Unlock Me If You Can: The Rise of IRL Brand Treasure Hunts
- PAG
- Jun 18
- 3 min read
Updated: Aug 5

A Trend Desk on Brands Getting Physical (and why we’re falling for the chase)

The change in how we perceive brands is wild. We’ve gone from gazing up at bright, flashy billboards and screens—once seen as the peak of modern advertising—to now walking right past them. Not even a glance.
That kind of noise used to feel like tech magic. Now it’s just… wallpaper. Pretty, loud wallpaper.
We’ve adapted. Our attention evolved.
And what we need now isn’t just more color.
It’s a new kind of chase.
Enter the hunting ground.
This is where I stop thinking like a strategist and start thinking like a kid—the one still clutching an imaginary map, chasing clues through Mexico City, convinced the next chapter of the story is just one step away.
“You shouldn’t internalize or take things personally when building brand strategy,” they say.

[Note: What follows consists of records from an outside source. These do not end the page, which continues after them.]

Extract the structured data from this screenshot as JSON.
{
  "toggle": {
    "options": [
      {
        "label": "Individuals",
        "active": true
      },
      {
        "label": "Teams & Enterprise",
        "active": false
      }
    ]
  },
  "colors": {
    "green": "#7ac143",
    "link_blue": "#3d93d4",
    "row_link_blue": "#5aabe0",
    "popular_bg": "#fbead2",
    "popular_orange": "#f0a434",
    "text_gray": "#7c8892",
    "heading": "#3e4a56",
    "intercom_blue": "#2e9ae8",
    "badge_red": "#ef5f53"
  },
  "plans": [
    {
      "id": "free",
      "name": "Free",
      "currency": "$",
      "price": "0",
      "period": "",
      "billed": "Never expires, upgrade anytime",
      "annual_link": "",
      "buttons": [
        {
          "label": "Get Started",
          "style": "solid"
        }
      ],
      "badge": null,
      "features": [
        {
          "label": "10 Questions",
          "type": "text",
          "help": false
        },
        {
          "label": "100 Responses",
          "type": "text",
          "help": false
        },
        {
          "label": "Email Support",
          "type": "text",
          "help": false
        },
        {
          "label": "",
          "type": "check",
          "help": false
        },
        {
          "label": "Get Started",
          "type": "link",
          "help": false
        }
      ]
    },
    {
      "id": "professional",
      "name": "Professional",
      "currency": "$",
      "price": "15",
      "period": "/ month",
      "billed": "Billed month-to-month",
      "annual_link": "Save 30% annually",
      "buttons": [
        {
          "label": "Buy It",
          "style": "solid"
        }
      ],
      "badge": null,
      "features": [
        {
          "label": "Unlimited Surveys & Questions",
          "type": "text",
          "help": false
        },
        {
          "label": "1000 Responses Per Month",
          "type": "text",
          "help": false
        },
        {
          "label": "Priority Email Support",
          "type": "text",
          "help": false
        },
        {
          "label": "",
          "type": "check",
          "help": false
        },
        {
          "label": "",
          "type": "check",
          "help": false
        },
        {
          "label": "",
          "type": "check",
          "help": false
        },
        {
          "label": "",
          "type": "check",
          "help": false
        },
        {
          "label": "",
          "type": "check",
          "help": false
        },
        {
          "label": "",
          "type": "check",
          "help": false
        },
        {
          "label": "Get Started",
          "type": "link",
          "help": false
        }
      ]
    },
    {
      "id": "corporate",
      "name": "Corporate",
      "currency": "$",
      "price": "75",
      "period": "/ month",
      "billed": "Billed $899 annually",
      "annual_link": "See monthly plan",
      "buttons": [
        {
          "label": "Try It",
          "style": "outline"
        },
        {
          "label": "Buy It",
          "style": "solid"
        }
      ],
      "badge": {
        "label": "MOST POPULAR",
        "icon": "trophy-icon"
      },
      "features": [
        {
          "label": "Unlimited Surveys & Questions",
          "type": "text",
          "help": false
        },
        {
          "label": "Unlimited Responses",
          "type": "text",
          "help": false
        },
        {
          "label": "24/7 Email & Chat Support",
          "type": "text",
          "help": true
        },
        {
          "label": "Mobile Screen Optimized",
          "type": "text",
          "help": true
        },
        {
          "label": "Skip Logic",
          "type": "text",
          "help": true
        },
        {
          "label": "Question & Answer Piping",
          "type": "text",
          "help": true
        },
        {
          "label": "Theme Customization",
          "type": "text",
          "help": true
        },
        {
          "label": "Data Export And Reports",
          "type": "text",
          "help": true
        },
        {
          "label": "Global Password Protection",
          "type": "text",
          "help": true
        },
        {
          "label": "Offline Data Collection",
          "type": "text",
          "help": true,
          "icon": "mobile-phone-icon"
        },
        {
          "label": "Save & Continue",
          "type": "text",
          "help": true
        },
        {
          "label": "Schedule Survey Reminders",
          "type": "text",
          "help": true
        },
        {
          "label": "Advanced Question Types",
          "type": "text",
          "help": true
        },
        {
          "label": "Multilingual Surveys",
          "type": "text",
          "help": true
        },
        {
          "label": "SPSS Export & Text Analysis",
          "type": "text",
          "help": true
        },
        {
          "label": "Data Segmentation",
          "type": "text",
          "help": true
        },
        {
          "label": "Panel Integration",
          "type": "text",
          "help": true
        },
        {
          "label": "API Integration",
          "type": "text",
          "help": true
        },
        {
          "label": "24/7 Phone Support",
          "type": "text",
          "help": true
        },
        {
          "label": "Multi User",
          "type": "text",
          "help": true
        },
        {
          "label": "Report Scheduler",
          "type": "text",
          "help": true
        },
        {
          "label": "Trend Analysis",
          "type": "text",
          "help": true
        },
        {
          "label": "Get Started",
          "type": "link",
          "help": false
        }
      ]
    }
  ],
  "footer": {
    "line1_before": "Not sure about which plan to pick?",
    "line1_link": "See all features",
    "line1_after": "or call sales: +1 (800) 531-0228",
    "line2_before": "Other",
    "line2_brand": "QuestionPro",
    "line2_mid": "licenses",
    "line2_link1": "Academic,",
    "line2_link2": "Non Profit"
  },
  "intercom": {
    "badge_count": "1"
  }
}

Fair. But what if that’s exactly the point?
Because branding is getting personal.
We’re starting to care again.
And if you really listen to that kid, you’ll remember they don’t care about KPIs or clean grids. They want honesty. They want fantasy. They want a world to get lost in. They want a story to feel real.
We want magic.
And that’s what got me thinking about treasure hunts. How have brands pulled them off before? How does it translate to today's world?
Brands are inviting us back into the chase — and the mechanics are evolving. Some go full IRL, hiding drops behind GPS coordinates or pop-up locations. Others reward attention with subtle clues: secret links, time-limited stories, cryptic comments that unlock something just for those paying close attention.
You could call it a modern treasure hunt. Or maybe — if you’ve spent time in gamer culture — you’ll recognize the thrill: hidden levels, unlockable content, the reward that only shows up when you really know how to play.
HBO’s Westworld: The Maze Alexa Experience
To promote Season 2, HBO turned Alexa into a gateway. Fans could activate The Maze—a voice-led, choose-your-own-adventure game voiced by the show’s cast. 400 paths. 60 storylines. One eerie, interactive world.
Why it worked: Alexa wasn’t used as a media novelty—it was the perfect host for a world about artificial intelligence and ethics. The tech itself became part of the immersion. Genius.
Hermès – The Groom’s Mystery Activation
Set inside a surreal horsekeeper’s residence on Pier 36, Hermès invited guests to solve the case of the missing horses—by exploring six theatrical rooms filled with hidden clues and iconic pieces. Birkins in the pantry. Saddles in the dormitory. Rotating tables of china in a dreamlike refectory.
Why it worked: It turned brand discovery into play. You didn’t browse a collection—you wandered through a world.
PUMA — The 5AM High Drop
No campaign. No countdown. Just GPS coordinates dropped on Instagram at 5AM. If you wanted the shoes, you had to chase them — in real life, before sunrise. They didn’t launch a product. They rewarded the ritual.
Why it worked: Because it turned a routine into a reward. No hype, no filters — just you, the street, and the prize waiting at the end.
The brands that stick aren’t the ones screaming for attention — they’re the ones whispering just loud enough for the curious to lean in.
Easter eggs, treasure hunts, secret modes — they aren’t just gimmicks. They’re invitations. Clues that say, “Hey, this world goes deeper if you’re willing to look.”
And maybe that’s the whole point. In a marketing world obsessed with metrics and reach, the real flex is building something that people want to chase. Not because they have to — but because it’s fun.
So go ahead. Hide something. Build a world.